Friday, August 6, 2010

The tumbledown Italian shed that will sell for £1.2 million

A tumbledown building in the Italian countryside is to sell for €1.5 million (£1.2 million) because it once belonged to a British hedonist, writer and occultist who was dubbed "the wickedest man in the world".

Nick Squires in Rome
Published: 9:00PM BST 05 Aug 2010


The dilapidated, whitewashed Italian villa, set amid the hills of Sicily, was owned in the 1920s by Aleister Crowley, whose outrageous drug-taking, keen sexual appetite and interest in mysticism later made him a cult figure for the Beatles, David Bowie, Ozzie Osbourne and Iron Maiden.

The cottage, near the town of Cefalu in Sicily, contains explicit, erotic frescoes of men and women entwined together, painted by Cambridge-educated Crowley when he lived there in the early 1920s.

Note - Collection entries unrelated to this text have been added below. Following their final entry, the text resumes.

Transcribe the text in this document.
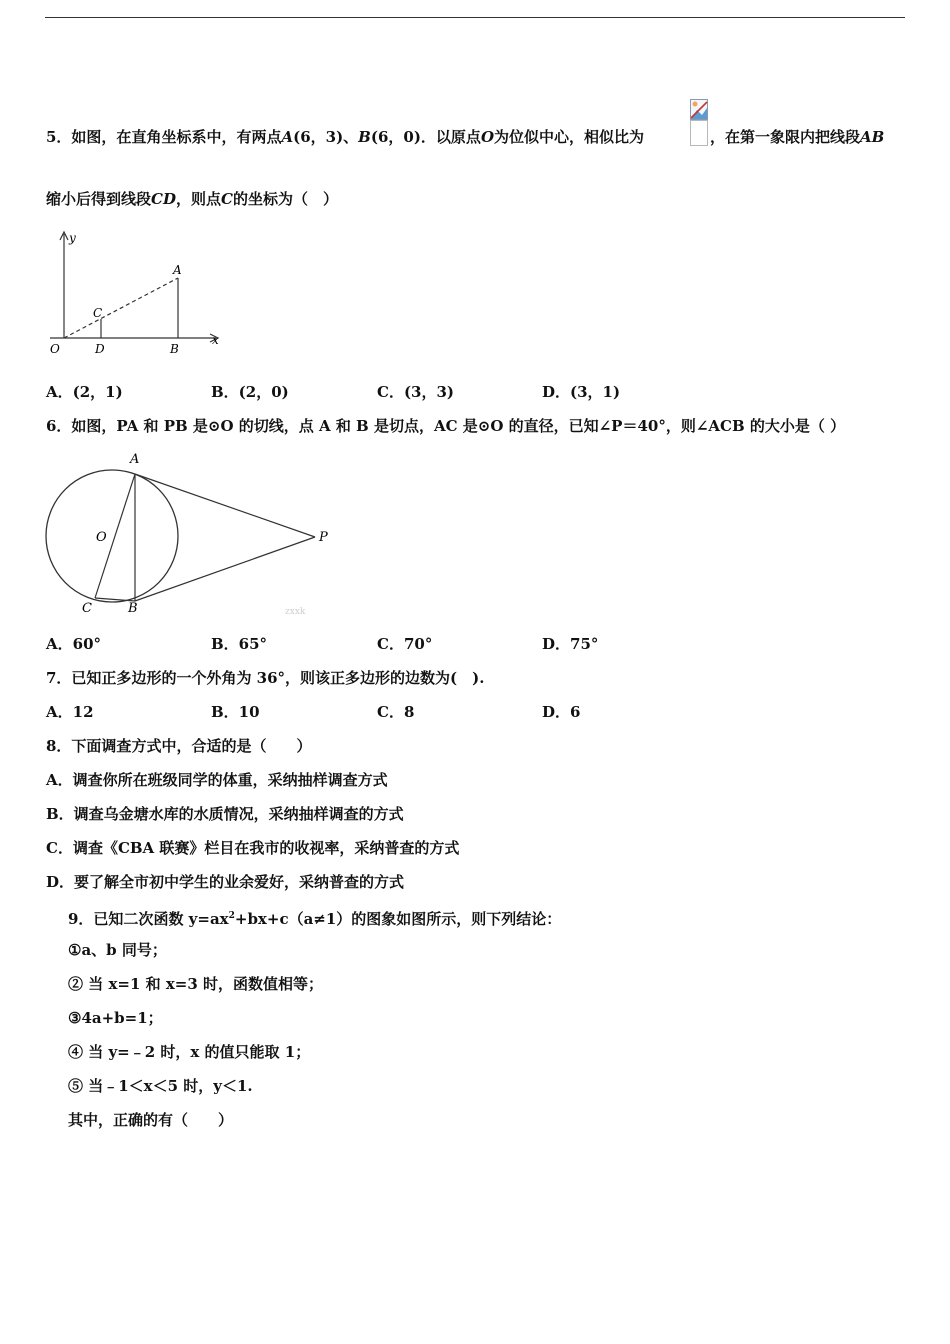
5．如图，在直角坐标系中，有两点A(6，3)、B(6，0)．以原点O为位似中心，相似比为	，在第一象限内把线段AB
缩小后得到线段CD，则点C的坐标为（　）
y
x
A
C
O	D	B
A．(2，1)	B．(2，0)	C．(3，3)	D．(3，1)
6．如图，PA 和 PB 是⊙O 的切线，点 A 和 B 是切点，AC 是⊙O 的直径，已知∠P＝40°，则∠ACB 的大小是（ ）
A
O	P
C	B	zxxk
A．60°	B．65°	C．70°	D．75°
7．已知正多边形的一个外角为 36°，则该正多边形的边数为(　).
A．12	B．10	C．8	D．6
8．下面调查方式中，合适的是（　　）
A．调查你所在班级同学的体重，采纳抽样调查方式
B．调查乌金塘水库的水质情况，采纳抽样调查的方式
C．调查《CBA 联赛》栏目在我市的收视率，采纳普查的方式
D．要了解全市初中学生的业余爱好，采纳普查的方式
9．已知二次函数 $y=ax^2+bx+c(a\ne 1)$的图象如图所示，则下列结论：
①a、b 同号；
② 当 x=1 和 x=3 时，函数值相等；
③4a+b=1；
④ 当 y=﹣2 时，x 的值只能取 1；
⑤ 当﹣1＜x＜5 时，y＜1.
其中，正确的有（　　）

The frescoes, inspired by the work of Gauguin, also include naked devils, satyrs and serpents.

The estate agents that are selling the property, which has been abandoned for years and is overrun with bushes and long grass, have suggested that it should be turned into a museum devoted to Crowley's extraordinary life.

He called the house the Abbey of Thelema and turned it into a kind of commune, where daily life revolved around yoga, adoration of the Sun and the study of his own mystical philosophical writings.

Eventually his libertine tastes so offended Mussolini's fascists that they expelled him and his lovers from the country in April 1923.

Local people believe that the villa, which hosted orgies and experiments in free love that predated the hippy movement by decades, is cursed and refuse to go near it.

Crowley, who called himself The Great Beast, created a religious philosophy known as Thelema and is known for his mystical writings, including The Book of the Law, in which he set out the main tenets of Thelema.

He was also a keen chess player and mountaineer, taking part in the first British attempt to climb K2 in the Himalaya, in 1902.

He travelled widely in Europe, Asia and the Americas and was thought to have been a spy for British intelligence.

He died in a Sussex boarding house in 1947 at the age of 72.